Fed to treble lending
Gus Faucher, director of macroeconomics at Economy.com, a subsidiary of rating agency Moody’s, said an expanded TAF is “not going to be enough in and of itself, but the hope is that together with all the other Fed and Treasury department moves it will be enough”.
In every auction since the inception of TAF there has been substantially greater propositions submitted than accepted. In the auction of September 22, a week after the collapse of Lehman Brothers, 85 bidders made a record $133.56 billion worth of propositions and received only $75 billion worth of funds.
The correlation between submitted and accepted propositions is expressed in a bid/cover ratio. The first TAF auctions, which took place on December 17 and December 20, 2007, recorded the highest ever bid/cover ratios at 3.08 and 2.88 respectively. On December 17, $61.54 billion worth of propositions were submitted by 93 bidders, but only $20 billion were accepted. On December 20, 73 bidders submitted $57.67 billion worth of propositions and only $20 billion were accepted.
The bid/cover ratio has generally fallen since then, with the highest ratios in 2008 coming on February 25 when 72 bidders made $67.96 billion worth of propositions, with only $30 billion of bids accepted - a bid/cover ratio of 2.27. The second highest ratio in 2008 was 2.19 recorded on August 11. But the fall is largely due to successive increases in supply rather than any drop in demand. September 22 saw a total of $133.6 billion in bids for $75 billion offered, the highest total of bids so far.
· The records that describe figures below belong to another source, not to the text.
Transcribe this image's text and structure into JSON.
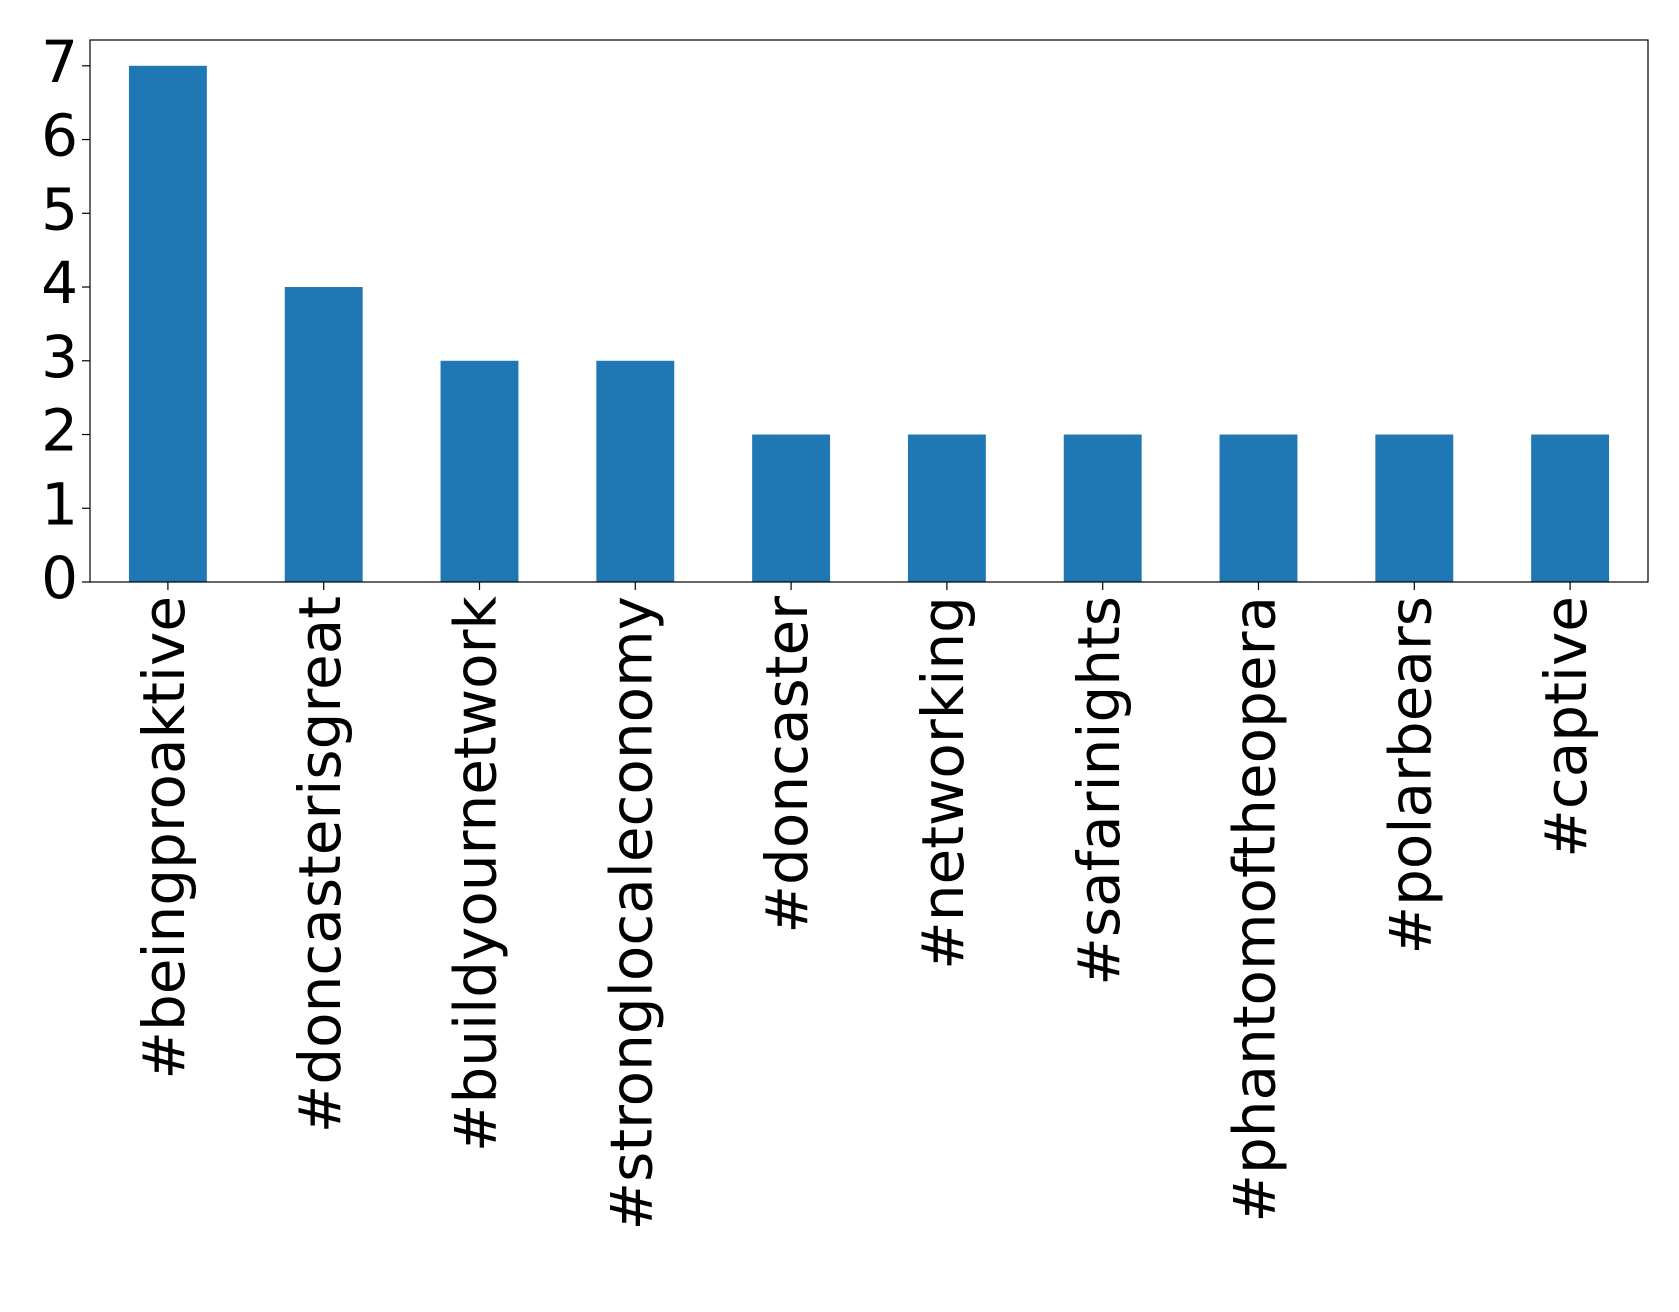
{
  "chart_data": {
    "type": "bar",
    "categories": [
      "#beingproaktive",
      "#doncasterisgreat",
      "#buildyournetwork",
      "#stronglocaleconomy",
      "#doncaster",
      "#networking",
      "#safarinights",
      "#phantomoftheopera",
      "#polarbears",
      "#captive"
    ],
    "values": [
      7,
      4,
      3,
      3,
      2,
      2,
      2,
      2,
      2,
      2
    ],
    "color": "#1f77b4",
    "ylim": [
      0,
      7.35
    ],
    "yticks": [
      0,
      1,
      2,
      3,
      4,
      5,
      6,
      7
    ],
    "grid": false
  }
}
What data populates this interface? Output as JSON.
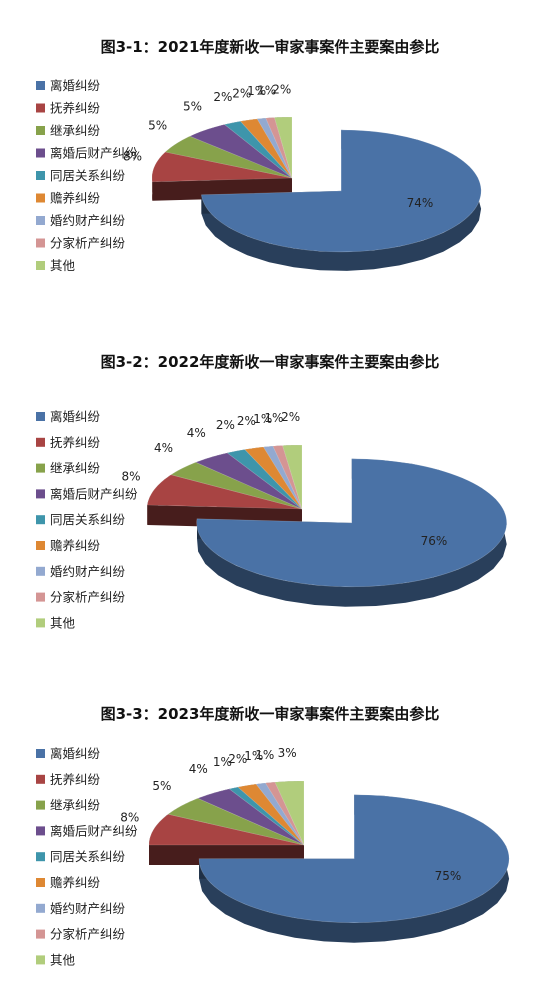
{
  "chart_data": [
    {
      "type": "pie",
      "title": "图3-1：2021年度新收一审家事案件主要案由参比",
      "categories": [
        "离婚纠纷",
        "抚养纠纷",
        "继承纠纷",
        "离婚后财产纠纷",
        "同居关系纠纷",
        "赡养纠纷",
        "婚约财产纠纷",
        "分家析产纠纷",
        "其他"
      ],
      "values": [
        74,
        8,
        5,
        5,
        2,
        2,
        1,
        1,
        2
      ],
      "labels": [
        "74%",
        "8%",
        "5%",
        "5%",
        "2%",
        "2%",
        "1%",
        "1%",
        "2%"
      ],
      "legend": "left"
    },
    {
      "type": "pie",
      "title": "图3-2：2022年度新收一审家事案件主要案由参比",
      "categories": [
        "离婚纠纷",
        "抚养纠纷",
        "继承纠纷",
        "离婚后财产纠纷",
        "同居关系纠纷",
        "赡养纠纷",
        "婚约财产纠纷",
        "分家析产纠纷",
        "其他"
      ],
      "values": [
        76,
        8,
        4,
        4,
        2,
        2,
        1,
        1,
        2
      ],
      "labels": [
        "76%",
        "8%",
        "4%",
        "4%",
        "2%",
        "2%",
        "1%",
        "1%",
        "2%"
      ],
      "legend": "left"
    },
    {
      "type": "pie",
      "title": "图3-3：2023年度新收一审家事案件主要案由参比",
      "categories": [
        "离婚纠纷",
        "抚养纠纷",
        "继承纠纷",
        "离婚后财产纠纷",
        "同居关系纠纷",
        "赡养纠纷",
        "婚约财产纠纷",
        "分家析产纠纷",
        "其他"
      ],
      "values": [
        75,
        8,
        5,
        4,
        1,
        2,
        1,
        1,
        3
      ],
      "labels": [
        "75%",
        "8%",
        "5%",
        "4%",
        "1%",
        "2%",
        "1%",
        "1%",
        "3%"
      ],
      "legend": "left"
    }
  ],
  "colors": [
    "#4A72A6",
    "#A84443",
    "#87A24B",
    "#6C4E8D",
    "#3E95AB",
    "#DE8833",
    "#93A9D0",
    "#D49594",
    "#B1CD7C"
  ]
}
The TAF is a short term lending facility which was introduced on December 12, 2007 to try to alleviate pressures in short-term funding markets by allowing depository institutions to borrow from the Federal Reserve for a fixed term against the same collateral that is accepted at the discount window.
In Monday’s announcement, the Federal Reserve Board also said that it would begin to pay interest on the required and excess reserve balances of depository institutions. Faucher commented: “This allows Fed monetary policy to be more effective” - both by allowing the central bank to control short term rates, and by doing away with the complicated process of buying and selling securities that previously determined the Fed’s fund rate. “In combination with other efforts this will help,” he added.
Recent changes in law as a result of market turmoil have also aided this process. The Financial Services Regulatory Relief Act of 2006, which originally authorised the Federal Reserve to begin paying interest on these balances from October 1, 2011, has been overridden and replaced by this year's Emergency Economic Stabilisation Act, which brought this date forward to October 1, 2008.